SIN CITY -- Having spent the past couple of nights in Frank Miller's world, I can report that the place looks sensational bathed in digital Blu.
Miller, of course, is the graphic novel godfather whose "Batman: The Dark Night Returns" series popularized the gloomy, brooding superhero genre back in 1986.
Miller's original employer, Marvel Comics, gave superheroes pimples and personal problems back in the 1960s, but this bleak tale of the Caped Crusader in middle age rewrote the rules that said comics were for kids and mouth-breathers.
Miller applied hard-boiled fiction, existentialism and the visual techniques of film noir to his story panels, dragging goofy old Batman into the post-modern era. Adults who loved comics as kids returned as consumers of pricey "graphic novels."
Miller's mentor, WIll Eisner, had created one of the first widely admired graphic novels in 1978 with "A Contract With God." "The effect on me and others like me was tremendous," Miller says today.
Out of that respect and friendship comes the movie "The Spirit," based on Eisner's half-dead cop character, who dates back to the 1940s.
The late-2008 "Spirit" film came three years after Miller's wildly successful "Sin City," a stylistically similar adaptation of his comic book series. Expectations for "The Spirit" were high. They weren't met. The critics and fan boys were brutal.

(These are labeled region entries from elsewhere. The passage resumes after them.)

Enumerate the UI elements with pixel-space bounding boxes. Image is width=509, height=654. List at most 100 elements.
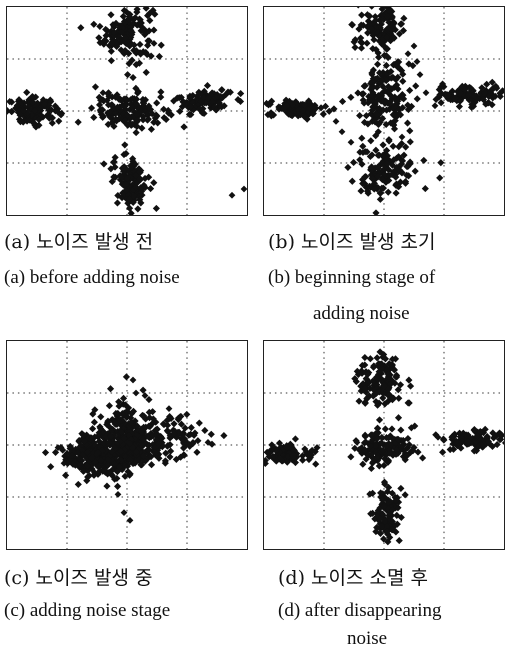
- data-point: [375, 54, 382, 61]
- caption-ko-a: (a) 노이즈 발생 전: [4, 227, 153, 257]
- scatter-plot-d: [263, 340, 505, 550]
- data-point: [292, 435, 299, 442]
- data-point: [23, 89, 30, 96]
- data-point: [406, 87, 413, 94]
- data-point: [355, 7, 362, 8]
- data-point: [106, 402, 113, 409]
- data-point: [136, 41, 143, 48]
- data-point: [96, 23, 103, 30]
- data-point: [385, 189, 392, 196]
- data-point: [347, 453, 354, 460]
- data-point: [320, 111, 327, 118]
- caption-en-d-line1: (d) after disappearing: [278, 596, 442, 626]
- data-point: [103, 483, 110, 490]
- data-point: [412, 168, 419, 175]
- data-point: [390, 143, 397, 150]
- data-point: [361, 354, 368, 361]
- data-point: [347, 94, 354, 101]
- data-point: [127, 517, 134, 524]
- data-point: [75, 119, 82, 126]
- data-point: [399, 78, 406, 85]
- data-point: [367, 355, 374, 362]
- data-point: [150, 179, 157, 186]
- data-point: [196, 419, 203, 426]
- data-point: [47, 463, 54, 470]
- data-point: [121, 141, 128, 148]
- data-point: [348, 139, 355, 146]
- data-point: [406, 127, 413, 134]
- scatter-svg-c: [7, 341, 247, 549]
- data-point: [180, 123, 187, 130]
- data-point: [374, 354, 381, 361]
- data-point: [147, 185, 154, 192]
- data-point: [405, 377, 412, 384]
- data-point: [90, 114, 97, 121]
- data-point: [422, 185, 429, 192]
- data-point: [344, 164, 351, 171]
- data-point: [229, 192, 236, 199]
- data-point: [97, 413, 104, 420]
- data-point: [148, 126, 155, 133]
- data-point: [350, 159, 357, 166]
- data-point: [355, 398, 362, 405]
- scatter-svg-a: [7, 7, 247, 215]
- data-point: [380, 141, 387, 148]
- data-point: [134, 205, 141, 212]
- data-point: [333, 118, 340, 125]
- data-point: [412, 82, 419, 89]
- data-point: [90, 21, 97, 28]
- caption-ko-b: (b) 노이즈 발생 초기: [268, 227, 435, 257]
- data-point: [218, 86, 225, 93]
- data-point: [439, 449, 446, 456]
- data-point: [299, 457, 306, 464]
- data-point: [393, 190, 400, 197]
- data-point: [349, 21, 356, 28]
- data-point: [237, 90, 244, 97]
- caption-ko-c: (c) 노이즈 발생 중: [4, 563, 152, 593]
- data-point: [121, 509, 128, 516]
- caption-en-b-line2: adding noise: [313, 299, 410, 329]
- data-point: [358, 11, 365, 18]
- data-point: [153, 205, 160, 212]
- data-point: [339, 128, 346, 135]
- data-point: [108, 48, 115, 55]
- data-point: [357, 187, 364, 194]
- data-point: [157, 94, 164, 101]
- data-point: [75, 481, 82, 488]
- data-point: [55, 118, 62, 125]
- data-point: [42, 449, 49, 456]
- data-point: [367, 137, 374, 144]
- data-point: [153, 99, 160, 106]
- data-point: [133, 390, 140, 397]
- data-point: [114, 199, 121, 206]
- data-point: [143, 69, 150, 76]
- data-point: [411, 43, 418, 50]
- data-point: [204, 82, 211, 89]
- data-point: [108, 57, 115, 64]
- data-point: [201, 427, 208, 434]
- data-point: [89, 425, 96, 432]
- data-point: [356, 112, 363, 119]
- data-point: [158, 42, 165, 49]
- caption-en-c: (c) adding noise stage: [4, 596, 170, 626]
- data-point: [368, 7, 375, 10]
- data-point: [241, 186, 247, 193]
- data-point: [107, 11, 114, 18]
- caption-en-b-line1: (b) beginning stage of: [268, 263, 435, 293]
- scatter-plot-c: [6, 340, 248, 550]
- data-point: [150, 27, 157, 34]
- caption-en-d-line2: noise: [347, 624, 387, 654]
- data-point: [156, 53, 163, 60]
- data-point: [404, 120, 411, 127]
- data-point: [114, 483, 121, 490]
- data-point: [349, 178, 356, 185]
- data-point: [133, 129, 140, 136]
- data-point: [312, 461, 319, 468]
- data-point: [351, 44, 358, 51]
- data-point: [407, 383, 414, 390]
- data-point: [417, 71, 424, 78]
- data-point: [115, 491, 122, 498]
- data-point: [372, 209, 379, 215]
- data-point: [382, 425, 389, 432]
- data-point: [397, 21, 404, 28]
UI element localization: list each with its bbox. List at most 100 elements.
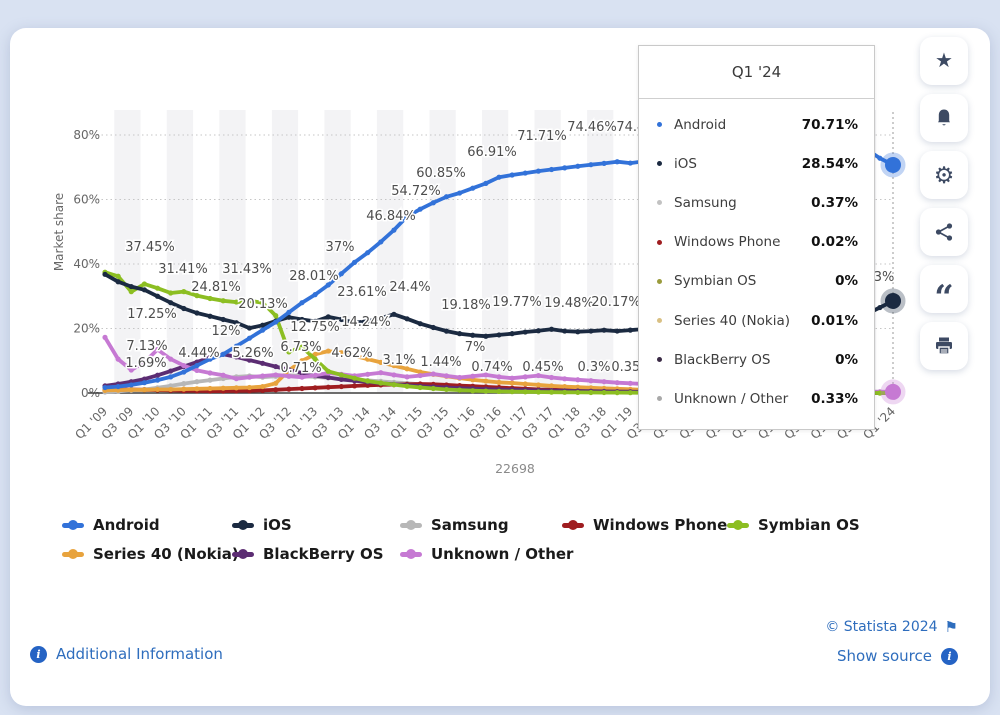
- tooltip-series-name: Samsung: [674, 194, 737, 211]
- tooltip-series-name: Symbian OS: [674, 273, 757, 290]
- legend-item-windows-phone[interactable]: Windows Phone: [562, 516, 727, 534]
- legend-item-android[interactable]: Android: [62, 516, 160, 534]
- data-point-label: 12%: [212, 324, 241, 339]
- endpoint-marker: [885, 383, 901, 400]
- data-point-label: 28.01%: [289, 269, 339, 284]
- legend-item-series-40-nokia-[interactable]: Series 40 (Nokia): [62, 545, 239, 563]
- show-source-link[interactable]: Show source i: [837, 647, 958, 665]
- data-point-label: 7.13%: [126, 339, 167, 354]
- data-point-label: 20.13%: [238, 297, 288, 312]
- legend-label: Windows Phone: [593, 516, 728, 534]
- data-point-label: 31.41%: [158, 262, 208, 277]
- settings-button[interactable]: ⚙: [920, 151, 968, 199]
- legend-item-unknown-other[interactable]: Unknown / Other: [400, 545, 573, 563]
- tooltip-series-value: 0%: [835, 351, 858, 368]
- legend-label: Unknown / Other: [431, 545, 574, 563]
- cite-button[interactable]: “: [920, 265, 968, 315]
- data-point-label: 46.84%: [366, 209, 416, 224]
- tooltip-row: Samsung 0.37%: [639, 183, 874, 222]
- show-source-label: Show source: [836, 647, 932, 665]
- data-point-label: 74.46%: [567, 120, 617, 135]
- tooltip-row: Series 40 (Nokia) 0.01%: [639, 301, 874, 340]
- tooltip-series-name: Unknown / Other: [674, 390, 789, 407]
- legend-label: Series 40 (Nokia): [93, 545, 239, 563]
- additional-information-link[interactable]: i Additional Information: [30, 645, 223, 663]
- endpoint-marker: [885, 156, 901, 173]
- tooltip-series-name: Android: [674, 116, 727, 133]
- tooltip-series-name: BlackBerry OS: [674, 351, 771, 368]
- data-point-label: 7%: [465, 340, 486, 355]
- data-point-label: 14.24%: [341, 315, 391, 330]
- series-bullet-icon: [657, 318, 662, 324]
- tooltip-series-value: 0.02%: [811, 234, 858, 251]
- data-point-label: 1.69%: [125, 356, 166, 371]
- data-point-label: 3%: [874, 270, 895, 285]
- legend-marker-icon: [62, 522, 84, 528]
- additional-information-label: Additional Information: [56, 645, 223, 663]
- legend-marker-icon: [232, 522, 254, 528]
- share-button[interactable]: [920, 208, 968, 256]
- data-point-label: 23.61%: [337, 285, 387, 300]
- background-stripe: [324, 110, 351, 393]
- legend-marker-icon: [232, 551, 254, 557]
- data-point-label: 66.91%: [467, 145, 517, 160]
- legend-marker-icon: [400, 551, 422, 557]
- bell-icon: [938, 109, 950, 126]
- series-bullet-icon: [657, 396, 662, 402]
- data-point-label: 0.71%: [280, 361, 321, 376]
- legend-item-ios[interactable]: iOS: [232, 516, 292, 534]
- background-stripe: [481, 110, 509, 393]
- action-sidebar: ★ ⚙ “: [920, 37, 968, 379]
- print-button[interactable]: [920, 322, 968, 370]
- tooltip-row: Android 70.71%: [639, 105, 874, 144]
- tooltip-series-value: 0.01%: [811, 312, 858, 329]
- chart-note: 22698: [495, 461, 535, 476]
- gear-icon: ⚙: [933, 161, 955, 188]
- series-bullet-icon: [657, 122, 662, 128]
- legend-marker-icon: [400, 522, 422, 528]
- legend-marker-icon: [727, 522, 749, 528]
- data-point-label: 71.71%: [517, 129, 567, 144]
- data-point-label: 1.44%: [420, 355, 461, 370]
- series-bullet-icon: [657, 200, 662, 206]
- background-stripe: [166, 110, 194, 393]
- background-stripe: [114, 110, 141, 393]
- data-point-label: 31.43%: [222, 262, 272, 277]
- data-point-label: 19.18%: [441, 298, 491, 313]
- tooltip-row: BlackBerry OS 0%: [639, 340, 874, 379]
- data-point-label: 37.45%: [125, 240, 175, 255]
- data-point-label: 24.4%: [389, 280, 430, 295]
- background-stripe: [219, 110, 246, 393]
- data-point-label: 19.48%: [544, 296, 594, 311]
- background-stripe: [587, 110, 614, 393]
- series-bullet-icon: [657, 239, 662, 245]
- flag-icon[interactable]: ⚑: [944, 618, 958, 636]
- data-point-label: 60.85%: [416, 166, 466, 181]
- tooltip-row: Unknown / Other 0.33%: [639, 379, 874, 418]
- legend-item-symbian-os[interactable]: Symbian OS: [727, 516, 860, 534]
- tooltip-series-value: 70.71%: [801, 116, 858, 133]
- data-point-label: 0.74%: [471, 360, 512, 375]
- tooltip-row: Symbian OS 0%: [639, 262, 874, 301]
- tooltip-row: Windows Phone 0.02%: [639, 223, 874, 262]
- tooltip-series-value: 0.33%: [811, 390, 858, 407]
- data-point-label: 4.44%: [178, 346, 219, 361]
- background-stripe: [376, 110, 404, 393]
- tooltip-series-value: 0.37%: [811, 194, 858, 211]
- data-point-label: 24.81%: [191, 280, 241, 295]
- data-point-label: 20.17%: [591, 295, 641, 310]
- legend-label: BlackBerry OS: [263, 545, 384, 563]
- chart-tooltip: Q1 '24 Android 70.71% iOS 28.54% Samsung 0.37…: [638, 45, 875, 430]
- favorite-button[interactable]: ★: [920, 37, 968, 85]
- legend-label: Samsung: [431, 516, 509, 534]
- legend-item-blackberry-os[interactable]: BlackBerry OS: [232, 545, 384, 563]
- legend-item-samsung[interactable]: Samsung: [400, 516, 509, 534]
- data-point-label: 12.75%: [290, 320, 340, 335]
- copyright: © Statista 2024 ⚑: [825, 618, 958, 636]
- y-tick-label: 20%: [73, 322, 100, 336]
- tooltip-series-name: Windows Phone: [674, 234, 781, 251]
- data-point-label: 6.73%: [280, 340, 321, 355]
- copyright-text: © Statista 2024: [825, 619, 938, 635]
- notification-button[interactable]: [920, 94, 968, 142]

Still, this is Frank Miller's work. "The Spirit" has enough visual firepower and churning oddities to make it worth a spin, at least if you're interested in Miller or what's going on on the cutting edge of green-screen filmmaking.
Lionsgate has released "The Spirit" on Blu-ray
and DVD. The high-definition presentation is reason alone to watch -- it flirts with reference quality. Clear and crisp. The DTS HD Master Audio sprawls across eight channels, bullets flying everywhere.
Extras cover the history of the Spirit character and creator Eisner. Miller and the mentor shared a love of Manhattan and "sexy saucy women."
Was Miller walking on thin ice while messing with Eisner's famous character? "No, I'm stomping through the ice with big-soled boots," Miller says in one featurette. "Just like he would have done."
Miller does the commentary with his producer. They sound out of their element. Miller was a lot more interesting paired with his "Sin City" collaborator Robert Rodriguez.
"The Spirit" uses the same mix of live action and graphic-novel visuals found in "Sin City" and "300." This time around, Samuel L. Jackson, Scarlett Johansson and Eva Mendes join star Gabriel Macht in front of the green screen. Louis Lombardi plays three identical henchmen, relatives of Uncle Fester, apparently, setting up some weird visual jokes and much-needed comic relief.
Armed with a fedora, red sneakers and cool tie, the Spirit chases after villains the Octopus (Jackson) and Sand Saref (Mendes) -- as well as anyone in a skirt. Miller's Spirit has the ability to heal himself from practically any injury, a new power that enables him to take savage beatings while enjoying Jackson's familiar rants.
Instead of Miller's signature rain from "Sin City," we get non-stop snow. Perfect for this cold movie, full of technique but lacking a tell-tale heart.
Dimension, meanwhile, has unleashed "Sin City" on a double-disc Blu-ray
set that does justice to the film's audacious visuals. This is urban renewal on a major scale.
Blacks, whites and grays seem to have endless variations. The blacks, as Miller points out, always have visual content behind them, no matter how subtle -- the HD allows this technique to show through while retaining a dramatic high contrast. When spot colors break through, they have plenty of 3-D pop. The letterbox provides an appropriately artistic frame for the 1.85:1 images.
The theatrical version of "Sin City" comes on one disc with the "Recut, Extended and Unrated" version on the other. This replicates the exceptional special-edition DVD release of 2005, but does not include the "Hard Goodbye" comic insert.
"Sin City" remains a hell of a movie entertainment, full of adrenaline, gore and sleeze. Watching it in chapters (on the second disc) yields a linear experience, enhanced with new footage, although the theatrical cut clearly is the movie of choice.
Other than those Blu-ray exclusives, the extras are imports from the previous two DVDs. Co-director Rodriguez and Miller share a commentary track that pretty much confirms the veteran indie director was the man in charge on the project.
Rodriguez dominates the second tech-oriented commentary track, although Quentin Tarantino pops up as a "guest director" and star Bruce Willis makes a flyby.
The talk covers how Rodriguez "transcribed" Miller's comics work to the screen. Everything came together in the computer. Mickey Rourke and Elijah Wood never even met, he says, although they did an elaborate fight sequence.
Rodriguez heaps praise on star Rourke, saying: "He's a true tortured soul."
Rodriguez also offers his patented "15 Minute Film School" and a Tex-Mex cooking lesson, both continuations from other DVDs.
The 'Sin City' Blu-ray is the best to come out so far this year--it was made for the high-definition format and it shows brilliantly here.